- Today, investors need to consider an approach that allows them to remain invested in key sectors that can generate income while also navigating the uncertainty of interest rate moves and market volatility.
- Investors could benefit from owning lower-duration, diversified fixed-income solutions that invest in higher income-producing sectors, such as high-quality high yield, emerging market debt and broad use of structured assets.
- Together with investment-grade corporate bonds, these sectors typically experience low correlation and can provide attractive income and capital appreciation, while keeping overall duration reasonably low.
By Edward Kerschner, Chief Portfolio Strategist; Ronald Stahl, CFA, Senior Portfolio Manager, Head of Short Duration and Stable Value; Neeraj Agarwal, Investment Research Analyst
Fixed-income investors limit their opportunity set when they focus on benchmark-tracking or benchmark-hugging strategies. But many investors do it anyway.
Investors faced with macroeconomic and capital market uncertainties have been moving into short-duration fixed-income solutions. Dominated by shorter all-corporate or government/corporate debt, these solutions offer little diversification by sector, credit quality or country allocation - where wider spreads and higher yields are often found.
Traditional benchmarks like the Bloomberg U.S. Aggregate Bond Index and the Bloomberg Short-Term U.S. Aggregate Bond Index have delivered annualized returns of 4.9% and 3.8% since 2000, respectively. But these benchmarks have changed their composition pretty significantly since the Great Recession. The Agg’s weight in Treasury securities ballooned, corporate and securitized exposure in the index shrank, and the benchmark extended duration and lowered yield as a result. While duration for the Short-Term Agg is relatively constant, yields are currently very low. Meanwhile, the duration of the Agg is at its peak since 2000. Longer duration means greater risk of price declines if rates rise even modestly.
The constituents in the Morningstar Short-Term Bond category overwhelmingly use versions of shorter all-corporate or government/corporate indices - offering little diversification by sector, credit quality or country allocation - where wider spreads and higher yields are often found. Not surprisingly, the Short-Term Agg has a 99% correlation to the Bloomberg 1-5 Year Government/Credit Index, one of most frequently used indices in the category.1
Better return due to sourcing better income opportunities
Investors could benefit from owning lower-duration, diversified fixed-income solutions that invest in higher income-producing sectors, such as high-quality high yield, emerging market debt and broad use of structured assets. Together with investment-grade corporate bonds, these sectors typically experience low correlation and can provide attractive income and capital appreciation, while keeping overall duration reasonably low.
The short end of the yield curve is often referred to as the “sweet spot,” where investors can typically find the most attractive risk-reward profiles. Today, investors need to consider an approach that allows them to remain invested in key sectors that can generate income while also navigating the uncertainty of interest rate moves and market volatility.

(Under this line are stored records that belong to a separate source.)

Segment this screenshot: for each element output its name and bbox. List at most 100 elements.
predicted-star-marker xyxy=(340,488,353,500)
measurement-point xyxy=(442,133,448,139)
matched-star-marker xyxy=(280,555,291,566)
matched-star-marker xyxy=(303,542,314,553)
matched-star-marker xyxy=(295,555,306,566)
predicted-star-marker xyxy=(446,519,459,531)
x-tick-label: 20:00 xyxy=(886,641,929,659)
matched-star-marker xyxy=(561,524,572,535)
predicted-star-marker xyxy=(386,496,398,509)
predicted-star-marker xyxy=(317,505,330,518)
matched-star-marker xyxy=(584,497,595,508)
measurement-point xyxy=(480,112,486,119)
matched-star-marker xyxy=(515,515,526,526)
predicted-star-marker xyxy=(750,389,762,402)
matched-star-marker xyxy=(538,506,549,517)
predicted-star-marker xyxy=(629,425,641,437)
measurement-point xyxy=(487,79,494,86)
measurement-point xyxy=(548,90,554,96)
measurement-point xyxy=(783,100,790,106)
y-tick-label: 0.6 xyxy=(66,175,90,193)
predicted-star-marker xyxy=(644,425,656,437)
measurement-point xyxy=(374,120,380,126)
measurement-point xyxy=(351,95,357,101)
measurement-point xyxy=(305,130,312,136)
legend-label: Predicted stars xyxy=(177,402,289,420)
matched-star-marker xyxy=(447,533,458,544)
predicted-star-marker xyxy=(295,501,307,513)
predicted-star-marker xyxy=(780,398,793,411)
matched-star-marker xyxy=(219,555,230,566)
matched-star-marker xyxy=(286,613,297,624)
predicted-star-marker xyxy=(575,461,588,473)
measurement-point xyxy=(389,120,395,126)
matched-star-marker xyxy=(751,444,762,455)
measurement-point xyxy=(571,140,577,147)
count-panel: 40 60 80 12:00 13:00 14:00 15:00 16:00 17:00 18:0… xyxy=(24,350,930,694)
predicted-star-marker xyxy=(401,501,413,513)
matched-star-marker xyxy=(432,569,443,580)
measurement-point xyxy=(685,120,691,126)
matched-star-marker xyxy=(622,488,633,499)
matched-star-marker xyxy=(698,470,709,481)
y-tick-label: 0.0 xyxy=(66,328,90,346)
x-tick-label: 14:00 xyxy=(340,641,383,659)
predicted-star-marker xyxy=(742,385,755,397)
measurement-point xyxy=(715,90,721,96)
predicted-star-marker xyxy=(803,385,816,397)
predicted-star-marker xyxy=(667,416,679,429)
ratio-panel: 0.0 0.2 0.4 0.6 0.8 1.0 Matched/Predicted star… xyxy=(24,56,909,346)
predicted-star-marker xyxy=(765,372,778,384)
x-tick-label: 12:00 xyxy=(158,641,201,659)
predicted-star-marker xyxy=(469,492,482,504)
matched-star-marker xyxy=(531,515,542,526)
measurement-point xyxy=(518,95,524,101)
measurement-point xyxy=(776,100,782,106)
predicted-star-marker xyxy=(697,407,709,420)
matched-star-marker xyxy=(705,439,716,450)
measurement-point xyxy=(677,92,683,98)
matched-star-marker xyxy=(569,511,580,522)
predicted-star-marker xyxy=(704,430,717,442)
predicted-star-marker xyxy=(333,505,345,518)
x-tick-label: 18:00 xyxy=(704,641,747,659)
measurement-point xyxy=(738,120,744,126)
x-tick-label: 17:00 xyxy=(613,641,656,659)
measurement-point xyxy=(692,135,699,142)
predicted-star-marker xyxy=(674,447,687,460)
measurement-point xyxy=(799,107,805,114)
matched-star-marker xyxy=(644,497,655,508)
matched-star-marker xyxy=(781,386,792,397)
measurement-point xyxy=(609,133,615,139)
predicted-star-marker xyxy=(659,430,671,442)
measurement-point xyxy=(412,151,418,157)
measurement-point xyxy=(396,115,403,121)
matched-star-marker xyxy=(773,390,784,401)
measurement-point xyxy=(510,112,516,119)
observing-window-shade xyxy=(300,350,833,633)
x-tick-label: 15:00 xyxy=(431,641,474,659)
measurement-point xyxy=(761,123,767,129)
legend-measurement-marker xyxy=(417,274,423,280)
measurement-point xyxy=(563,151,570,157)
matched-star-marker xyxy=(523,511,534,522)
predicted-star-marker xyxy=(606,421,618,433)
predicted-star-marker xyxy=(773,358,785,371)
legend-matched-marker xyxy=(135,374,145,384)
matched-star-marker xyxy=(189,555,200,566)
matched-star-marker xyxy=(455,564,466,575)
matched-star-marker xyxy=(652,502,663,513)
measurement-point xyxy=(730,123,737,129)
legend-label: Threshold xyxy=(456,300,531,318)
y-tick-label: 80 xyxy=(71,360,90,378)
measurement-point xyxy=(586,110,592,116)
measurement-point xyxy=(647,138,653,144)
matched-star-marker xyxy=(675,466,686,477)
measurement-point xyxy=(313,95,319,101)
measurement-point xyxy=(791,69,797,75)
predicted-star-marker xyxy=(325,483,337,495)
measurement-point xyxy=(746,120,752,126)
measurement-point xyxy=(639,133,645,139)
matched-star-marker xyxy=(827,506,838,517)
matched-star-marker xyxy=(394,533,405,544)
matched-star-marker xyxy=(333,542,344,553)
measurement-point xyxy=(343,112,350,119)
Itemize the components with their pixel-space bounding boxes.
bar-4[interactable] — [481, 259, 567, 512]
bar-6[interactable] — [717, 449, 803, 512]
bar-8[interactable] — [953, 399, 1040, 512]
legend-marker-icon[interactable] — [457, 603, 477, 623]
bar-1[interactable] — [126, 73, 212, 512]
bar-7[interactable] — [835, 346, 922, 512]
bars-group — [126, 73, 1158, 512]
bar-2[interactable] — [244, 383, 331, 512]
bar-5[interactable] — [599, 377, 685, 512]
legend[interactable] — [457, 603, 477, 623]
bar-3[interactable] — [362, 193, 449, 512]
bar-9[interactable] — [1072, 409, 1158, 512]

¹ Source: Bloomberg, 01/01/00-06/30/21
Past performance is not a guarantee of future results.
The Bloomberg U.S. Aggregate Bond Index (U.S. Aggregate) is a broad-based benchmark that measures the investment-grade, U.S. dollar-denominated, fixed-rate taxable bond market. The index includes treasuries, government-related and corporate securities, MBS (agency fixed-rate and hybrid ARM pass-throughs), ABS and CMBS (agency and non-agency). The Bloomberg Short-Term U.S. Aggregate Bond Index is a subset of the Bloomberg Barclays U.S. Aggregate Index and measures the investment-grade, U.S. dollar-denominated, fixed-rate taxable bond market. The index includes treasuries, government-related and corporate securities with up to, but not including, five years to maturity. The Bloomberg U.S. 1–5 Year Government/Credit Float Adjusted Index includes U.S. Treasury and agency obligations, as well as investment-grade (rated Baa3 or above by Moody’s) corporate and international dollar-denominated bonds, all having maturities of one to five years. It is not possible to invest directly in an index.
Duration is a time measure of a bond’s interest-rate sensitivity, based on the weighted average of the time periods over which a bond’s cash flows accrue to the bondholder. Yield to worst is the lowest potential yield that can be received on a bond without the issuer actually defaulting.